Since its inception in the 1980s, the Collaborative Law movement has spread rapidly to most of the United States, Europe, Canada and Australia. Over 22,000 lawyers worldwide have been trained in Collaborative Law and England and Wales has seen more than 1,250 lawyers trained since the 2003 launch, encouraged by both the judiciary and Resolution – the speciailst family lawyers’ organisation (previously known as the SFLA – Solicitors Family Law Association).
Supreme Court Justice Lord Kerr of Tonaghmore became the first member of the Supreme Court to publicly endorse Collaborative Law in a 2009 address to London family lawyers. Supreme Court Justice Lord Wilson of Culworth also reaffirmed his commitment to Collaborative Law and other Family Dispute Resolution Services in a more recent address on 29 November 2011.
National Collaborative Law organisations have also been established in other jurisdictions including Austria, the Czech Republic, France, Germany, Hong Kong, Kenya, New Zealand, Northern Ireland, the Republic of Ireland, Scotland, Switzerland and Uganda.
Resolution has assumed responsibility for the training and accreditation of all collaborative professionals in England and Wales. A growing number of English family lawyers join a local practice group called a ‘pod’ upon completion of their Collaborative Law training. This group will meet together with collaboratively trained members of other professions on a monthly basis to discuss practice issues.

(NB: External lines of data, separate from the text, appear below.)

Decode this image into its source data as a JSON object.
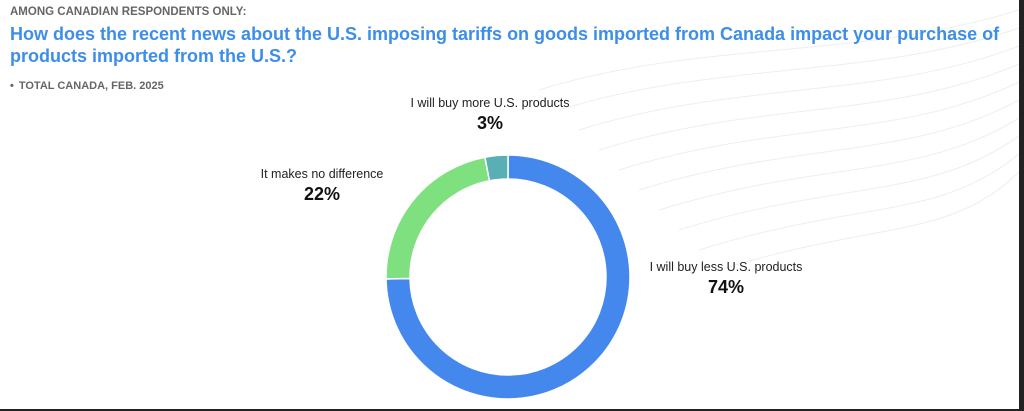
{
  "header": {
    "eyebrow": "AMONG CANADIAN RESPONDENTS ONLY:",
    "question": "How does the recent news about the U.S. imposing tariffs on goods imported from Canada impact your purchase of products imported from the U.S.?",
    "base_bullet": "•",
    "base": "TOTAL CANADA, FEB. 2025"
  },
  "chart_data": {
    "type": "pie",
    "style": "donut",
    "title": "How does the recent news about the U.S. imposing tariffs on goods imported from Canada impact your purchase of products imported from the U.S.?",
    "slices": [
      {
        "label": "I will buy less U.S. products",
        "value": 74,
        "value_label": "74%",
        "color": "#4488ee"
      },
      {
        "label": "It makes no difference",
        "value": 22,
        "value_label": "22%",
        "color": "#7fe07f"
      },
      {
        "label": "I will buy more U.S. products",
        "value": 3,
        "value_label": "3%",
        "color": "#5aafb4"
      }
    ],
    "start_angle_deg": 0,
    "direction": "clockwise",
    "legend": "none"
  }
}
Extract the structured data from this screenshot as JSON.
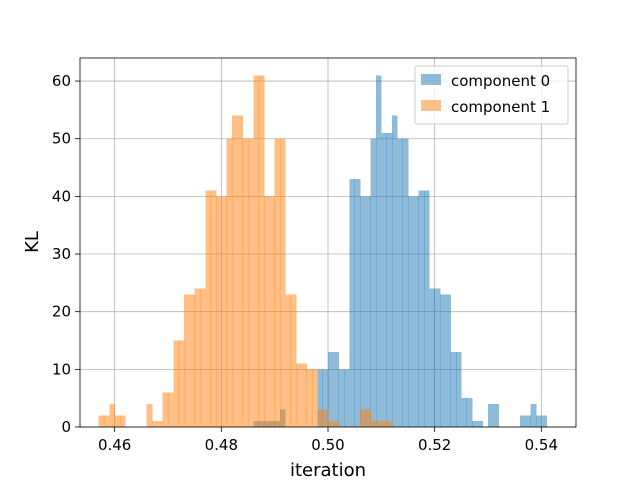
{
  "chart_data": {
    "type": "histogram",
    "xlabel": "iteration",
    "ylabel": "KL",
    "xlim": [
      0.4535,
      0.5465
    ],
    "ylim": [
      0,
      64
    ],
    "xticks": [
      0.46,
      0.48,
      0.5,
      0.52,
      0.54
    ],
    "xtick_labels": [
      "0.46",
      "0.48",
      "0.50",
      "0.52",
      "0.54"
    ],
    "yticks": [
      0,
      10,
      20,
      30,
      40,
      50,
      60
    ],
    "ytick_labels": [
      "0",
      "10",
      "20",
      "30",
      "40",
      "50",
      "60"
    ],
    "grid": true,
    "legend_position": "upper right",
    "bin_width": 0.001,
    "series": [
      {
        "name": "component 0",
        "color": "#1f77b4",
        "alpha": 0.5,
        "bin_starts": [
          0.486,
          0.487,
          0.488,
          0.489,
          0.49,
          0.491,
          0.492,
          0.493,
          0.494,
          0.495,
          0.496,
          0.497,
          0.498,
          0.499,
          0.5,
          0.501,
          0.502,
          0.503,
          0.504,
          0.505,
          0.506,
          0.507,
          0.508,
          0.509,
          0.51,
          0.511,
          0.512,
          0.513,
          0.514,
          0.515,
          0.516,
          0.517,
          0.518,
          0.519,
          0.52,
          0.521,
          0.522,
          0.523,
          0.524,
          0.525,
          0.526,
          0.527,
          0.528,
          0.529,
          0.53,
          0.531,
          0.532,
          0.533,
          0.534,
          0.535,
          0.536,
          0.537,
          0.538,
          0.539,
          0.54,
          0.541
        ],
        "counts": [
          1,
          1,
          1,
          1,
          1,
          3,
          0,
          0,
          0,
          0,
          0,
          0,
          10,
          10,
          13,
          13,
          10,
          10,
          43,
          43,
          40,
          40,
          50,
          61,
          51,
          51,
          54,
          50,
          50,
          40,
          40,
          41,
          41,
          24,
          24,
          23,
          23,
          13,
          13,
          5,
          5,
          1,
          1,
          0,
          4,
          4,
          0,
          0,
          0,
          0,
          2,
          2,
          4,
          2,
          2,
          0
        ]
      },
      {
        "name": "component 1",
        "color": "#ff7f0e",
        "alpha": 0.5,
        "bin_starts": [
          0.457,
          0.458,
          0.459,
          0.46,
          0.461,
          0.462,
          0.463,
          0.464,
          0.465,
          0.466,
          0.467,
          0.468,
          0.469,
          0.47,
          0.471,
          0.472,
          0.473,
          0.474,
          0.475,
          0.476,
          0.477,
          0.478,
          0.479,
          0.48,
          0.481,
          0.482,
          0.483,
          0.484,
          0.485,
          0.486,
          0.487,
          0.488,
          0.489,
          0.49,
          0.491,
          0.492,
          0.493,
          0.494,
          0.495,
          0.496,
          0.497,
          0.498,
          0.499,
          0.5,
          0.501,
          0.502,
          0.503,
          0.504,
          0.505,
          0.506,
          0.507,
          0.508,
          0.509,
          0.51,
          0.511,
          0.512
        ],
        "counts": [
          2,
          2,
          4,
          2,
          2,
          0,
          0,
          0,
          0,
          4,
          1,
          1,
          6,
          6,
          15,
          15,
          23,
          23,
          24,
          24,
          41,
          41,
          40,
          40,
          50,
          54,
          54,
          50,
          50,
          61,
          61,
          40,
          40,
          50,
          50,
          23,
          23,
          11,
          11,
          10,
          10,
          3,
          3,
          1,
          1,
          0,
          0,
          0,
          0,
          3,
          3,
          1,
          1,
          1,
          1,
          0
        ]
      }
    ]
  }
}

This collaboration will enable these professionals to improve effectiveness when working together on cases.
Our collaborative lawyers are all active members of the Salisbury Collaborative law pod.

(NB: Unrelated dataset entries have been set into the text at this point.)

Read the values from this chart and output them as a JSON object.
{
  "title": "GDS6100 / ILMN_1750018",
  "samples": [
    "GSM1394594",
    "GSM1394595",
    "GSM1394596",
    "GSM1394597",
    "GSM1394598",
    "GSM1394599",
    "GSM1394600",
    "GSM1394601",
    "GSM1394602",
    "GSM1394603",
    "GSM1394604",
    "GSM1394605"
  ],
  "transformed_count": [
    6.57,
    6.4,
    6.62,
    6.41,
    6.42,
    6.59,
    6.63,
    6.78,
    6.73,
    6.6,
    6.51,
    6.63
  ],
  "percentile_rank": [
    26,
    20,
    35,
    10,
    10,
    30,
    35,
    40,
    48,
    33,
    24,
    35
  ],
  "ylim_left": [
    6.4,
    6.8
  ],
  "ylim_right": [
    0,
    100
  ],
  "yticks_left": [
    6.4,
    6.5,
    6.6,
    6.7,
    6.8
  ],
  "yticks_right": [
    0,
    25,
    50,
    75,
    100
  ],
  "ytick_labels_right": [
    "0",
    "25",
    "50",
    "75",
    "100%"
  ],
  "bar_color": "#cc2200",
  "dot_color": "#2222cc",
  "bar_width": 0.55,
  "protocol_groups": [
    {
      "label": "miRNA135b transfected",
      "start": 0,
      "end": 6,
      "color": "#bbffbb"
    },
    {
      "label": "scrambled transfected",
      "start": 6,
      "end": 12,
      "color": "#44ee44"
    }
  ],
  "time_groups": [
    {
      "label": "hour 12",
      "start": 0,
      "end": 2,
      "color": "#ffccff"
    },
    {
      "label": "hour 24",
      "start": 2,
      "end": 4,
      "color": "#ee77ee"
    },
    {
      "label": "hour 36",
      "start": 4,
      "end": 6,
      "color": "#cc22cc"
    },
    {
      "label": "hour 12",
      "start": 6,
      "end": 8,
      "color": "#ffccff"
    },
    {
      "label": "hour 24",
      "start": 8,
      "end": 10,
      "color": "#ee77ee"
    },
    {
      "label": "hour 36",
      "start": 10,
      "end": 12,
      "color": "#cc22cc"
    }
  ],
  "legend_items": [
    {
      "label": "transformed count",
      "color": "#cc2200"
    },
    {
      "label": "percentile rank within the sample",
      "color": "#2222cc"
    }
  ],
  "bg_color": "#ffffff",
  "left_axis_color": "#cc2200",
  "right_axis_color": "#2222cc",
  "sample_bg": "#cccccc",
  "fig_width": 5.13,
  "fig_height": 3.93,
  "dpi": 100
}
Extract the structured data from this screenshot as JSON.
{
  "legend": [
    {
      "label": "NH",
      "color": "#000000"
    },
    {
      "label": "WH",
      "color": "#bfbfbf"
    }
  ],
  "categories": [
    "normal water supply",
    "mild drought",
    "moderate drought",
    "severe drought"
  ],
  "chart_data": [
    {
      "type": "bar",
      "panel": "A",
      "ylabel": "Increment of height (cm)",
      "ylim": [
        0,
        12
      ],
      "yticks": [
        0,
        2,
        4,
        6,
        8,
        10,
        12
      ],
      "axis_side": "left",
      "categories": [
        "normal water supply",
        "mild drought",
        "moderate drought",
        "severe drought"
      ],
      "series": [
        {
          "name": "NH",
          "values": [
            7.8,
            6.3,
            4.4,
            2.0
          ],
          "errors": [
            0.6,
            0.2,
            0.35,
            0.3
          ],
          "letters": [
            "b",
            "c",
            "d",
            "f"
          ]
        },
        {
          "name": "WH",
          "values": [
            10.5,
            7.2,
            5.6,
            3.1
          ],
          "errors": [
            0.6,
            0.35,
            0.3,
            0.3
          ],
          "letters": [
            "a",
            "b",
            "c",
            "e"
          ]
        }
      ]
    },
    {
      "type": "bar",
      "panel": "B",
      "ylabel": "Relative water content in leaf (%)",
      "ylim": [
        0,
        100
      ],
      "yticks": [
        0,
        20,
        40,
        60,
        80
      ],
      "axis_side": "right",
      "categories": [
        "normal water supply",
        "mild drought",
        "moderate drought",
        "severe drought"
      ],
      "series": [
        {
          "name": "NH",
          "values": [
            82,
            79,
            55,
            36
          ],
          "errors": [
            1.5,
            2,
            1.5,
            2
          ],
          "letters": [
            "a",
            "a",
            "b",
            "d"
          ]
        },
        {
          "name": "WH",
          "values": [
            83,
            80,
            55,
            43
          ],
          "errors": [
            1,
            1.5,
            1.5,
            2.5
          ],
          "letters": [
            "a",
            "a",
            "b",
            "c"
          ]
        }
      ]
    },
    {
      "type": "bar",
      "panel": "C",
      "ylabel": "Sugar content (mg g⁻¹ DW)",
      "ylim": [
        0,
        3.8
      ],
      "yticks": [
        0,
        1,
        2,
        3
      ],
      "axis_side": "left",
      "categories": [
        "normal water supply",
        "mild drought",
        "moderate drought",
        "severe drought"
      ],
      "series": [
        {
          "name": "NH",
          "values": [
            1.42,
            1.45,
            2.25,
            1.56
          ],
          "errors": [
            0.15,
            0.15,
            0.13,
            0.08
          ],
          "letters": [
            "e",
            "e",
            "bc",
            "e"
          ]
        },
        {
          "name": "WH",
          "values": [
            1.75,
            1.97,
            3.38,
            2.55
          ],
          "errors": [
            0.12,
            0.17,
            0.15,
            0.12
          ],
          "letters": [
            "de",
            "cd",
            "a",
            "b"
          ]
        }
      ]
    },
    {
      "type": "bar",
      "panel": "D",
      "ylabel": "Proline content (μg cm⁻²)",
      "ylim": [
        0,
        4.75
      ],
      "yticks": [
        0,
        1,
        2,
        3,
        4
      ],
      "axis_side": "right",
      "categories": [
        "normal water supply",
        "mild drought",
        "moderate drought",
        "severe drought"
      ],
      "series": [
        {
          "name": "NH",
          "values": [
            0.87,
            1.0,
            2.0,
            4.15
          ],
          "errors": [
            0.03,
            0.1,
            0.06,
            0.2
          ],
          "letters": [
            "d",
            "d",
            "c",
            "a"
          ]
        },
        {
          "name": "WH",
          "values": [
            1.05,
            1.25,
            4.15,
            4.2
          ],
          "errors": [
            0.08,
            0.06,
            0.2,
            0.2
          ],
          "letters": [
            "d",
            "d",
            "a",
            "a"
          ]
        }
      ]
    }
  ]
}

Collaborative law enables couples who have decided to separate or end their marriage to work with their lawyers and other professionals in order to obtain a settlement which best meets the specific needs of both parties and their children outside of Court and without contested litigation.

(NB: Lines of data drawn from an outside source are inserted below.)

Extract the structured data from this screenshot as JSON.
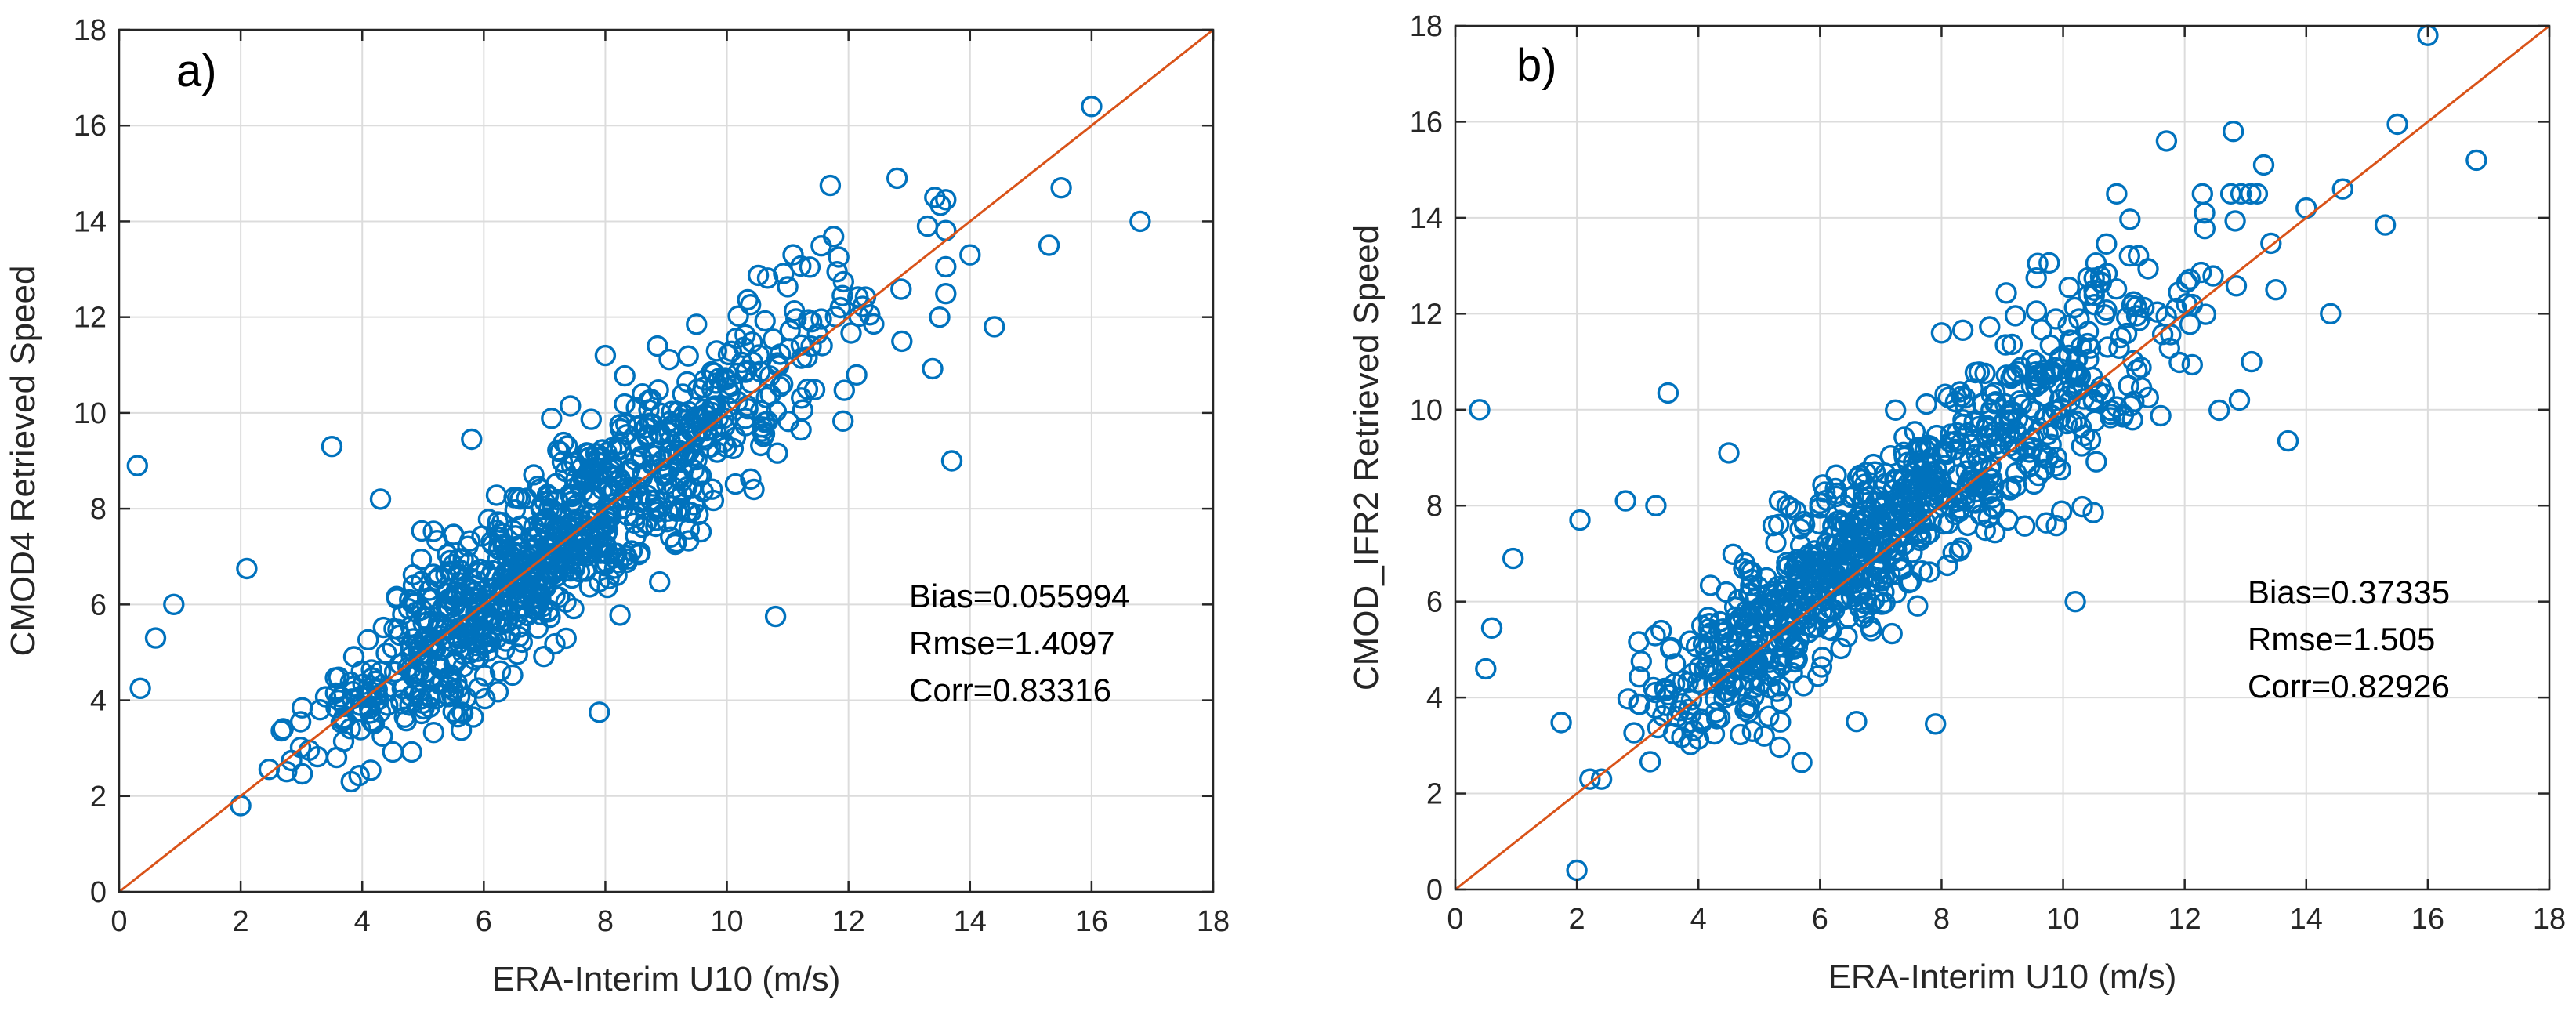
{
  "colors": {
    "points": "#0072bd",
    "reference_line": "#d95319",
    "grid": "#dcdcdc",
    "axis": "#262626"
  },
  "chart_data": [
    {
      "type": "scatter",
      "panel_label": "a)",
      "xlabel": "ERA-Interim U10 (m/s)",
      "ylabel": "CMOD4 Retrieved  Speed",
      "xlim": [
        0,
        18
      ],
      "ylim": [
        0,
        18
      ],
      "xticks": [
        "0",
        "2",
        "4",
        "6",
        "8",
        "10",
        "12",
        "14",
        "16",
        "18"
      ],
      "yticks": [
        "0",
        "2",
        "4",
        "6",
        "8",
        "10",
        "12",
        "14",
        "16",
        "18"
      ],
      "grid": true,
      "reference_line": [
        [
          0,
          0
        ],
        [
          18,
          18
        ]
      ],
      "stats": [
        "Bias=0.055994",
        "Rmse=1.4097",
        "Corr=0.83316"
      ],
      "sample_seed": 11,
      "sample_n": 900,
      "bias": 0.056,
      "spread": 0.95,
      "outliers": [
        [
          0.3,
          8.9
        ],
        [
          0.35,
          4.25
        ],
        [
          0.6,
          5.3
        ],
        [
          0.9,
          6.0
        ],
        [
          2.0,
          1.8
        ],
        [
          2.1,
          6.75
        ],
        [
          3.5,
          9.3
        ],
        [
          13.7,
          9.0
        ],
        [
          16.0,
          16.4
        ],
        [
          16.8,
          14.0
        ],
        [
          12.8,
          14.9
        ],
        [
          11.7,
          14.75
        ],
        [
          15.5,
          14.7
        ],
        [
          15.3,
          13.5
        ],
        [
          14.4,
          11.8
        ],
        [
          13.3,
          13.9
        ],
        [
          13.5,
          12.0
        ],
        [
          10.8,
          5.75
        ],
        [
          7.9,
          3.75
        ],
        [
          4.3,
          8.2
        ],
        [
          5.8,
          9.45
        ],
        [
          8.0,
          11.2
        ],
        [
          9.5,
          11.85
        ],
        [
          14.0,
          13.3
        ],
        [
          11.9,
          12.45
        ]
      ]
    },
    {
      "type": "scatter",
      "panel_label": "b)",
      "xlabel": "ERA-Interim U10 (m/s)",
      "ylabel": "CMOD_IFR2 Retrieved  Speed",
      "xlim": [
        0,
        18
      ],
      "ylim": [
        0,
        18
      ],
      "xticks": [
        "0",
        "2",
        "4",
        "6",
        "8",
        "10",
        "12",
        "14",
        "16",
        "18"
      ],
      "yticks": [
        "0",
        "2",
        "4",
        "6",
        "8",
        "10",
        "12",
        "14",
        "16",
        "18"
      ],
      "grid": true,
      "reference_line": [
        [
          0,
          0
        ],
        [
          18,
          18
        ]
      ],
      "stats": [
        "Bias=0.37335",
        "Rmse=1.505",
        "Corr=0.82926"
      ],
      "sample_seed": 29,
      "sample_n": 900,
      "bias": 0.37,
      "spread": 1.0,
      "outliers": [
        [
          0.4,
          10.0
        ],
        [
          0.5,
          4.6
        ],
        [
          0.6,
          5.45
        ],
        [
          0.95,
          6.9
        ],
        [
          2.0,
          0.4
        ],
        [
          2.05,
          7.7
        ],
        [
          3.5,
          10.35
        ],
        [
          3.3,
          8.0
        ],
        [
          2.8,
          8.1
        ],
        [
          13.7,
          9.35
        ],
        [
          16.0,
          17.8
        ],
        [
          16.8,
          15.2
        ],
        [
          12.8,
          15.8
        ],
        [
          11.7,
          15.6
        ],
        [
          15.5,
          15.95
        ],
        [
          15.3,
          13.85
        ],
        [
          14.4,
          12.0
        ],
        [
          13.3,
          15.1
        ],
        [
          13.5,
          12.5
        ],
        [
          10.2,
          6.0
        ],
        [
          7.9,
          3.45
        ],
        [
          6.6,
          3.5
        ],
        [
          5.7,
          2.65
        ],
        [
          4.5,
          9.1
        ],
        [
          8.0,
          11.6
        ],
        [
          14.6,
          14.6
        ],
        [
          12.9,
          10.2
        ],
        [
          13.1,
          11.0
        ],
        [
          14.0,
          14.2
        ],
        [
          11.9,
          12.45
        ]
      ]
    }
  ]
}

Collaborative law is a voluntary process initiated when a couple signs a ‘Participation Agreement’, a contract legally binding them to the process and disqualifying their respective lawyers’ right to represent either in any future family-related litigation.
The parties and their collaborative lawyers agree that:
• all concerned will behave courteously and in good faith
• each party will freely disclose all pertinent information and not conceal any facts
• if the settlement process fails, the original lawyers must withdraw and the parties select new lawyers
• neither party will take advantage of mistakes by the other side
• the content matter of the settlement meetings remains confidential
Collaborative law can also be used to facilitate other family issues, such as disputes between parents and the drawing up of pre and post-marital contracts. In the case of the former, many couples prefer to embark on married life by drawing up documents consensually.
Since both lawyers would lose their clients if an agreement was not reached, it is in their interests to encourage them to cooperate and find solutions that honour the concerns of both parties. Other advantages are that it encourages mutual respect, provides for open communication, utilises a problem-solving approach and prepares individuals for their new lives.
We are absolutely committed to the whole concept of both family mediation and collaborative law. For those people who take a balanced view and you’re looking to secure a fair and sensible outcome for all concerned, we think that both mediation and collaborative law are the way forward – and we have no doubt that both approaches are going to increase in popularity as more and more people become aware of them.
That’s why were absolutely delighted that another member of our team has now become fully qualified as a collaborative lawyer. Kate Scammell, who is based in our Andover office [but who is also available to see clients both in Amesbury, Northampton, Milton Keynes and Rugby], is a specialist family and divorce lawyer and what’s more, we’ve got plans for her to qualify shortly as a family mediator as well.